For most plumbing work above a value threshold, the plumber must also issue a compliance certificate. That certificate is your proof the work was done by someone qualified and that it meets the standard. Keep it. If you ever sell the place or make a claim, a missing certificate turns a simple conversation into an awkward one.

If they cannot show you a licence, do not let them show you an invoice.

The rule of thumb, 2026

Two quick checks before anyone touches a pipe:

  1. Ask for the plumber’s licence or registration number and confirm it is current with the Victorian Building Authority.
  2. For larger jobs, confirm in writing that you will receive a compliance certificate on completion.

Thresholds and certificate rules change, so treat the above as general guidance and confirm the current detail with the VBA or your local council before committing.

How to choose one without the regret

Price is the obvious lever, but the cheapest quote is rarely the one you remember fondly. The plumber who quotes low and vanishes mid-job costs far more than the one who quotes fairly and finishes clean. A few habits stack the odds in your favour.

Get more than one quote.
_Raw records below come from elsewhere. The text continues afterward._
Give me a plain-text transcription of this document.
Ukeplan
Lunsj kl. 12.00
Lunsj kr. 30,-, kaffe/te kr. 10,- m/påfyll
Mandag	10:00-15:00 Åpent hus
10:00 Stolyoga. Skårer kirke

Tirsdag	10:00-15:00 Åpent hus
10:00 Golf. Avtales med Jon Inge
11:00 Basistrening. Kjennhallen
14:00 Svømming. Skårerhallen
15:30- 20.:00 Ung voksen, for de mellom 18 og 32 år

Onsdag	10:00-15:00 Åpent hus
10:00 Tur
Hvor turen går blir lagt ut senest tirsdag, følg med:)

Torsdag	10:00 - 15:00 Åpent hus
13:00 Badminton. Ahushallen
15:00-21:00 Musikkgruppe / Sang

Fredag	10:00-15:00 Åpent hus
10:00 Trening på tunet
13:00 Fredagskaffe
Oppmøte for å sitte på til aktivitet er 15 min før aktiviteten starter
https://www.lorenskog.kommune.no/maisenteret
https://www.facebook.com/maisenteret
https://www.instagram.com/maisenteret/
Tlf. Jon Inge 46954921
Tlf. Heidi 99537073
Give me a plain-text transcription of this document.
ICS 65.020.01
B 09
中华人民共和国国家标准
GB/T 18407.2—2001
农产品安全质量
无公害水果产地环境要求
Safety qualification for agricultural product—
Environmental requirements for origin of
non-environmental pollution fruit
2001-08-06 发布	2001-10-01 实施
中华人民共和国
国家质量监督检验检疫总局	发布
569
Two or three is plenty, and it tells you fast whether a number is reasonable or someone is reading the room. For anything beyond a quick fix, insist on the scope in writing: what is included, what is not, and what happens if they open a wall and find a surprise. Surprises behind walls are common, and a good plumber tells you how those get priced before they start swinging.

Check that the licence is real and current, not just claimed. Read recent reviews, ask for references on bigger jobs, and be wary of anyone who wants full payment up front or pushes you to skip paperwork. Our guide on how to find a good tradie covers the vetting steps that apply to plumbers, electricians and builders alike.

When you are ready to compare, you can get quotes from licensed Melbourne plumbers and line up a few numbers before you decide. Comparing like for like is the whole game: make sure each quote covers the same scope, the same parts, and the same clean-up.

Emergencies and the bigger jobs

Burst pipes and blocked drains have a talent for arriving at 11pm on a public holiday. After-hours and emergency call-outs carry a premium, sometimes a steep one, so it pays to know who you would call before you actually need them. A name saved in your phone beats frantically searching while the laundry floods.

For planned upgrades, the hot water system is the classic big-ticket item, running anywhere from $1,800 to $5,000 fitted depending on the type and the install. If you are weighing up a switch, the running costs differ sharply between systems, and a more efficient unit can claw back its price over time. Our look at heat pump hot water costs runs through the numbers if you are deciding what to replace an ageing tank with.

Whatever the job, the order of operations is the same: confirm the licence, get the scope and price in writing, and keep the compliance certificate. Boring, yes. Cheaper than the alternative, also yes.

The bottom line

A Melbourne plumber will generally cost you around $100 to $150 an hour plus a call-out, with small jobs near $120 to $350 and a hot water replacement running into the thousands. The money you save long term comes less from chasing the lowest rate and more from hiring someone licensed, getting it in writing, and keeping the paperwork.

This is general information, not personal financial or procurement advice. Prices, thresholds and rules change, so confirm current figures and licensing with the Victorian Building Authority, your local council or the plumber directly before you commit. Figures last checked June 2026.